Comparison of Normalization Techniques for Metasearch

  • Authors:
  • Hayri Sever;Mehmet R. Tolun

  • Affiliations:
  • -;-

  • Venue:
  • ADVIS '02 Proceedings of the Second International Conference on Advances in Information Systems
  • Year:
  • 2002

Quantified Score

Hi-index 0.00

Visualization

Abstract

It is well-known fact that the combination of the retrieval outputs of different search systems in response to a query, known as metasearch, improves performance on average, provided that these combined systems (1) have compatible outputs, (2) produce accurate probability of relevance estimates of documents, and (3) be independent of each other. The objective of a normalization technique is to target the first requirement, i.e., document scores of different retrieval outputs are brought into a common scale so that document scores can be comparable across combined retrieval outputs. This has been a recent subject of researches in metasearch and information filtering fields.

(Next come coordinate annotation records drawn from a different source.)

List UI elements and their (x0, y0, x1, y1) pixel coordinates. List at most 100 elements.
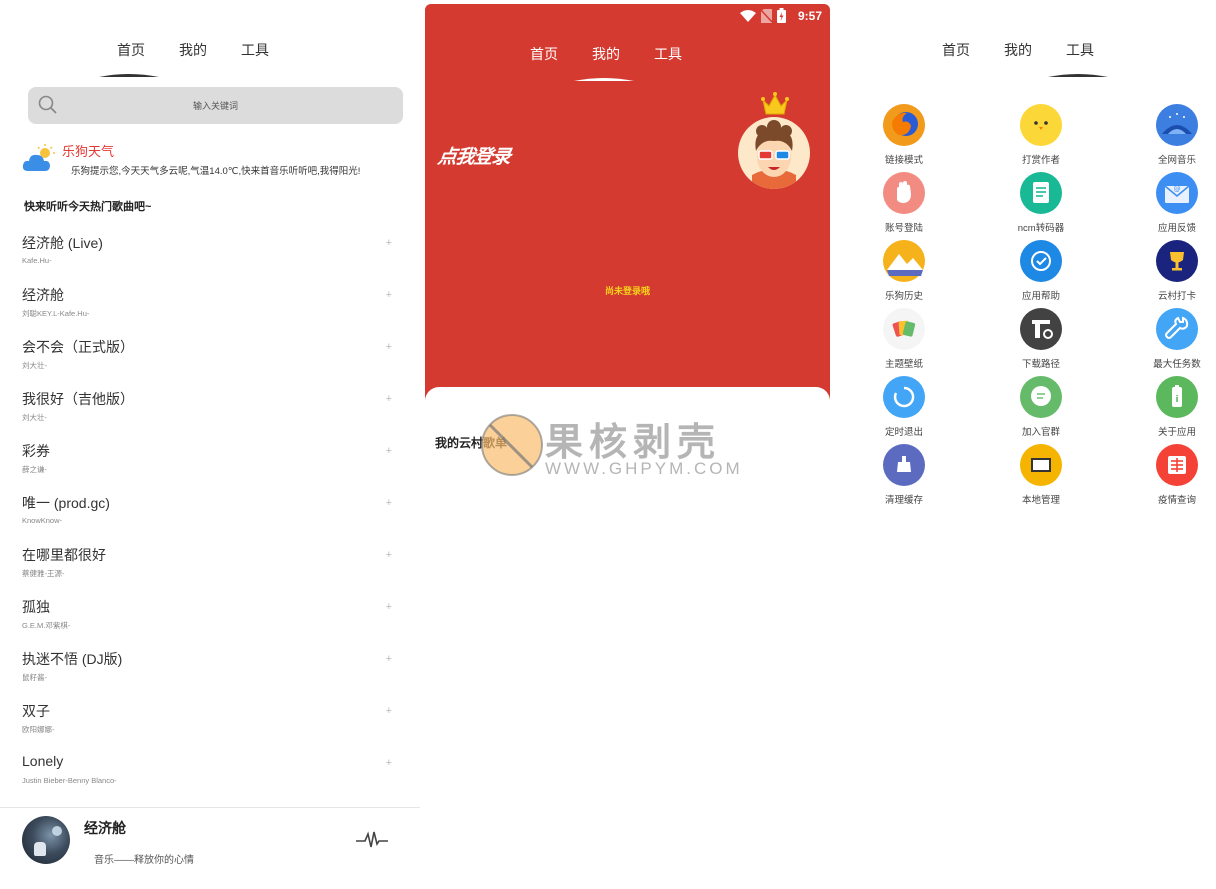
tool-label: 链接模式 (884, 155, 923, 166)
song-row[interactable]: 彩券 薛之谦- + (22, 441, 402, 493)
wifi-icon (740, 10, 756, 25)
tool-item[interactable]: 应用帮助 (996, 240, 1086, 304)
song-artist: 蔡健雅-王源- (22, 569, 65, 578)
song-artist: 刘大壮- (22, 361, 47, 370)
watermark-url: WWW.GHPYM.COM (545, 459, 743, 478)
mini-player[interactable]: 经济舱 音乐——释放你的心情 (0, 807, 420, 889)
song-row[interactable]: 孤独 G.E.M.邓紫棋- + (22, 597, 402, 649)
waveform-icon[interactable] (356, 830, 388, 855)
song-artist: 薛之谦- (22, 465, 47, 474)
add-song-icon[interactable]: + (386, 757, 392, 769)
tool-label: 云村打卡 (1157, 291, 1196, 302)
tools-panel: 首页 我的 工具 链接模式 打赏作者 全网音乐账号登陆 ncm转码器 @ 应用反馈乐狗历史… (840, 0, 1216, 889)
add-song-icon[interactable]: + (386, 601, 392, 613)
tool-item[interactable]: 清理缓存 (859, 444, 949, 508)
add-song-icon[interactable]: + (386, 445, 392, 457)
player-song-title: 经济舱 (84, 820, 126, 836)
mail-icon: @ (1156, 172, 1198, 214)
tool-item[interactable]: ncm转码器 (996, 172, 1086, 236)
sky-icon (1156, 104, 1198, 146)
tool-item[interactable]: 账号登陆 (859, 172, 949, 236)
svg-text:@: @ (1174, 185, 1181, 193)
chick-icon (1020, 104, 1062, 146)
song-row[interactable]: 经济舱 刘聪KEY.L-Kafe.Hu- + (22, 285, 402, 337)
song-title: 孤独 (22, 599, 50, 615)
add-song-icon[interactable]: + (386, 341, 392, 353)
tool-item[interactable]: 打赏作者 (996, 104, 1086, 168)
song-row[interactable]: 我很好（吉他版） 刘大壮- + (22, 389, 402, 441)
tool-label: 最大任务数 (1153, 359, 1201, 370)
mountain-icon (883, 240, 925, 282)
song-title: Lonely (22, 753, 64, 769)
avatar[interactable] (738, 117, 810, 189)
tool-item[interactable]: @ 应用反馈 (1132, 172, 1216, 236)
song-artist: KnowKnow- (22, 516, 63, 525)
add-song-icon[interactable]: + (386, 549, 392, 561)
tool-item[interactable]: 加入官群 (996, 376, 1086, 440)
tab-tools[interactable]: 工具 (654, 44, 682, 64)
status-bar: 9:57 (732, 8, 822, 24)
cloud-sun-icon (22, 144, 56, 179)
document-icon (1020, 172, 1062, 214)
search-placeholder: 输入关键词 (192, 101, 238, 111)
song-row[interactable]: 经济舱 (Live) Kafe.Hu- + (22, 233, 402, 285)
song-artist: 欧阳娜娜- (22, 725, 55, 734)
tab-tools[interactable]: 工具 (1066, 40, 1094, 60)
add-song-icon[interactable]: + (386, 237, 392, 249)
tool-item[interactable]: 主题壁纸 (859, 308, 949, 372)
song-artist: 刘聪KEY.L-Kafe.Hu- (22, 309, 90, 318)
login-button[interactable]: 点我登录 (436, 142, 512, 169)
tool-item[interactable]: 最大任务数 (1132, 308, 1216, 372)
tab-home[interactable]: 首页 (942, 40, 970, 60)
tool-item[interactable]: 定时退出 (859, 376, 949, 440)
tab-home[interactable]: 首页 (530, 44, 558, 64)
cards-icon (883, 308, 925, 350)
status-time: 9:57 (797, 9, 822, 23)
song-artist: 刘大壮- (22, 413, 47, 422)
add-song-icon[interactable]: + (386, 497, 392, 509)
trophy-icon (1156, 240, 1198, 282)
tool-item[interactable]: 链接模式 (859, 104, 949, 168)
tool-label: 疫情查询 (1157, 495, 1196, 506)
song-row[interactable]: 双子 欧阳娜娜- + (22, 701, 402, 753)
tool-item[interactable]: i 关于应用 (1132, 376, 1216, 440)
tool-item[interactable]: 云村打卡 (1132, 240, 1216, 304)
tool-label: 加入官群 (1021, 427, 1060, 438)
chat-icon (1020, 376, 1062, 418)
search-input[interactable]: 输入关键词 (28, 87, 403, 124)
add-song-icon[interactable]: + (386, 705, 392, 717)
song-row[interactable]: 唯一 (prod.gc) KnowKnow- + (22, 493, 402, 545)
top-tabs: 首页 我的 工具 (0, 40, 420, 80)
info-icon: i (1156, 376, 1198, 418)
hand-icon (883, 172, 925, 214)
tool-item[interactable]: 疫情查询 (1132, 444, 1216, 508)
tab-home[interactable]: 首页 (117, 40, 145, 60)
song-title: 经济舱 (Live) (22, 235, 103, 251)
tool-item[interactable]: 本地管理 (996, 444, 1086, 508)
song-row[interactable]: 在哪里都很好 蔡健雅-王源- + (22, 545, 402, 597)
tool-label: 下载路径 (1021, 359, 1060, 370)
tab-tools[interactable]: 工具 (241, 40, 269, 60)
home-panel: 首页 我的 工具 输入关键词 乐狗天气 乐狗提示您,今天天气多云呢,气温14.0… (0, 0, 420, 889)
song-artist: 鼠籽酱- (22, 673, 47, 682)
tab-indicator (574, 77, 634, 81)
weather-text: 乐狗提示您,今天天气多云呢,气温14.0℃,快来首音乐听听吧,我得阳光! (71, 166, 361, 177)
tool-item[interactable]: 全网音乐 (1132, 104, 1216, 168)
album-cover[interactable] (22, 816, 70, 864)
tool-item[interactable]: 乐狗历史 (859, 240, 949, 304)
tab-mine[interactable]: 我的 (592, 44, 620, 64)
add-song-icon[interactable]: + (386, 393, 392, 405)
tool-label: 乐狗历史 (884, 291, 923, 302)
song-row[interactable]: 会不会（正式版） 刘大壮- + (22, 337, 402, 389)
add-song-icon[interactable]: + (386, 653, 392, 665)
cleaner-icon (883, 444, 925, 486)
tab-mine[interactable]: 我的 (179, 40, 207, 60)
tool-label: 账号登陆 (884, 223, 923, 234)
wrench-icon (1156, 308, 1198, 350)
tool-item[interactable]: 下载路径 (996, 308, 1086, 372)
add-song-icon[interactable]: + (386, 289, 392, 301)
song-row[interactable]: 执迷不悟 (DJ版) 鼠籽酱- + (22, 649, 402, 701)
firefox-icon (883, 104, 925, 146)
song-row[interactable]: Lonely Justin Bieber-Benny Blanco- + (22, 753, 402, 805)
tab-mine[interactable]: 我的 (1004, 40, 1032, 60)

In this paper, we present a different perspective on multiple evidence combination and investigate various normalization techniques, mostly ad-hoc in nature, with a special focus on the SUM, which shifts minimum scores to zero and then scales their summation to one. This formal approach is equivalent to normalize the distribution of scores of all documents in a retrieval output by dividing them by their sample mean. We have made extensive experiments using ad hoc tracks of third and fifth TREC collections and CLEF'00 database. We argue that (1) the normalization method SUM is consistently better than the other traditionally proposed ones when combining outputs of search systems operating on a single database. (2) the SUM for combination of outputs of search systems operating on mutually exclusive databases is still valuable alternative to the one weighting score distributions of documents by their databases' size.